Nur die Leidenschaft für die Wahrheit rechtfertigt die Existenz von Philosophen und Schriftstellern

Apropos Wahrheit: Hier kommen wir zum entscheidenden Punkt all dessen, was Du mir in Deinem Brief mitteilst. Die Welt ist voll von Philosophen und Schriftstellern, aber es gibt nur eine Sache, die ihre Existenz rechtfertigt: die Leidenschaft für die Wahrheit. Ohne diese Leidenschaft sind Bücher und Philosophien nichts als Eitelkeiten, sehr gefährliche Eitelkeiten, die das Feuer auf der Erde entzünden und die Flammen der Hölle anfachen.

Wer die Leidenschaft für die Wahrheit hat, ist bereit, sich ohne jede Einschränkung zu entäußern. Er wird die verführerischsten Ideen, die raffiniertesten Systeme, die tiefsten und leuchtendsten Erklärungen, die wertvollsten Intuitionen, die höchsten Befriedigungen der Intelligenz und schließlich die fesselndsten Formulierungen und die ästhetisch glücklichsten Bilder opfern, um streng die Wahrheit zu suchen und zu offenbaren, nur die Wahrheit, die für unseren menschlichen Zustand immer schwer ist, weil sie wesentlich transzendent ist.

Wer die Leidenschaft für die Wahrheit besitzt, setzt sich der Antipathie der Menschen aus

Und nicht nur das. Die Wahrheit wurde nie von den Menschen hochgeschätzt, sie wird in unseren Tagen geradezu verachtet. Die Wahrheit ist eine und unveränderlich, aber die Menschen lieben das bunte Spektakel der aufeinanderfolgenden Scheinbilder; die Wahrheit ist ewig, aber die Menschen folgen den Moden; die Wahrheit ist ernst, und die Menschen sind frivol; die Wahrheit weist auf die Pflicht hin, während die Menschen Vergnügungen suchen; schließlich ist die Wahrheit hart, und die Menschen haben kein Schneid.
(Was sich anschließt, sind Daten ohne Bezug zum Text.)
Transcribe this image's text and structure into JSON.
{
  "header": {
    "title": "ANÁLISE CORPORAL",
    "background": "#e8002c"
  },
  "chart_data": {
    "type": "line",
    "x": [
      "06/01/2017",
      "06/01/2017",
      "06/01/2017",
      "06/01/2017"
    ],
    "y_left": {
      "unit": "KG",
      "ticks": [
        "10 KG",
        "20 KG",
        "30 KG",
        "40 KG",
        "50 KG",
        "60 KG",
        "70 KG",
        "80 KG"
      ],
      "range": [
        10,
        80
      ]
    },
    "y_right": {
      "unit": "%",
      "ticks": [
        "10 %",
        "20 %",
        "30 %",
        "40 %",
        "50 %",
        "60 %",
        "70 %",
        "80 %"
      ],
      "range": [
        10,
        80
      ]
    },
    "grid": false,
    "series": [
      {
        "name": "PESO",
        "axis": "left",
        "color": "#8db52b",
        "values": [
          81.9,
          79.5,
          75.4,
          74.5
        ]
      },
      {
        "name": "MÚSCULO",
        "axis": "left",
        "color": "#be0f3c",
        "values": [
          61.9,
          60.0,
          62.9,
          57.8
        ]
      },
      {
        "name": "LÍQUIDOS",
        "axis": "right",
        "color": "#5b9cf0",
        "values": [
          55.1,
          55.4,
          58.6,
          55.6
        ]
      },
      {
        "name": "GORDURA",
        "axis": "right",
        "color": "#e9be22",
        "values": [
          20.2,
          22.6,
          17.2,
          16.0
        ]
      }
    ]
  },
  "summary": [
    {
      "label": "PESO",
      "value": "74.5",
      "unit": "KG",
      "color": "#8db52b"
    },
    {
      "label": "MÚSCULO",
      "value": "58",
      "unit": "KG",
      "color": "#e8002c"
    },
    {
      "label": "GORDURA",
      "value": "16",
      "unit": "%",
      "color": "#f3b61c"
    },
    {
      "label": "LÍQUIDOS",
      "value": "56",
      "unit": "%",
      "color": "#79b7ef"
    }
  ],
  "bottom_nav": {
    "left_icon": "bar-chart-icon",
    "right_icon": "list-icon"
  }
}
Wer also die Leidenschaft für die Wahrheit hat, setzt sich notwendigerweise der Antipathie der Menschen aus, aber er wird die Wahrheit den zeitlichen Gütern, der Karriere, dem Ruhm und dem eigenen Ansehen vorziehen. Er wird von denjenigen verfolgt und angeklagt werden, die die Wahrheit prostituieren, indem sie sie zu einem einfachen Instrument ihrer Einbildung und Gier machen.
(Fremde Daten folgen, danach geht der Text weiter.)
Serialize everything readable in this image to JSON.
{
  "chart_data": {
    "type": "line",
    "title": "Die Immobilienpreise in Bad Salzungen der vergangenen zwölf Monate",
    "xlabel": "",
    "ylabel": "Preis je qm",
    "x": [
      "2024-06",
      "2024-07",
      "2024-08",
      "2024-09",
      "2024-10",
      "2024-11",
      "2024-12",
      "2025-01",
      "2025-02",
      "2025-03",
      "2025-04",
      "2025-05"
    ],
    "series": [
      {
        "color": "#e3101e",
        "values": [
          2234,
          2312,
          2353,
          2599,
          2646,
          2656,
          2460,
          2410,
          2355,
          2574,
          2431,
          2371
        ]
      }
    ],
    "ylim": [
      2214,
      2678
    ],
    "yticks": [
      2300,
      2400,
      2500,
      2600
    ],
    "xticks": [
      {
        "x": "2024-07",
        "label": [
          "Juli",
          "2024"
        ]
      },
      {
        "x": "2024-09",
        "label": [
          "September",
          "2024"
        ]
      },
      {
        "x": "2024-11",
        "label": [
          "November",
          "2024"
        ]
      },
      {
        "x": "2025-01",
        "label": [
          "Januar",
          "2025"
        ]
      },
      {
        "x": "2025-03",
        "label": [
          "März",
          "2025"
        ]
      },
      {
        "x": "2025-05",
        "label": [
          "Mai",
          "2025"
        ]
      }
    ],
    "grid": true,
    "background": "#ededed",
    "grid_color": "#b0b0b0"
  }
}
Aber das ist noch nicht alles. Die Leidenschaft für die Wahrheit kann ihn dazu bringen, jahrelang zu schweigen, während andere sich mit ihren literarischen und philosophischen Werken vor den Augen der Öffentlichkeit und der Kritik profilieren. Er wird jedoch schweigen, bis der einzige Grund auftaucht, der ihn dazu bringt, sich zu offenbaren: um Zeugnis für die Wahrheit zu geben.

Angesichts dessen, was ich soeben gesagt habe, könntest Du erwidern, dass ich nicht den Weg der Philosophie, sondern den der Heiligkeit aufgezeigt habe. So ist es. Ich möchte nur darauf hinweisen, dass die geistliche Vollkommenheit für diejenigen, die die Berufung zu philosophischen Studien haben, Leidenschaft für die Wahrheit heißt. Für uns Katholiken ist die Wahrheit nicht nur eine erkenntnistheoretische oder metaphysische Frage, sondern sie ist die zweite Person der Heiligsten Dreifaltigkeit, das Wort Gottes, das Fleisch geworden ist, um uns zu erlösen.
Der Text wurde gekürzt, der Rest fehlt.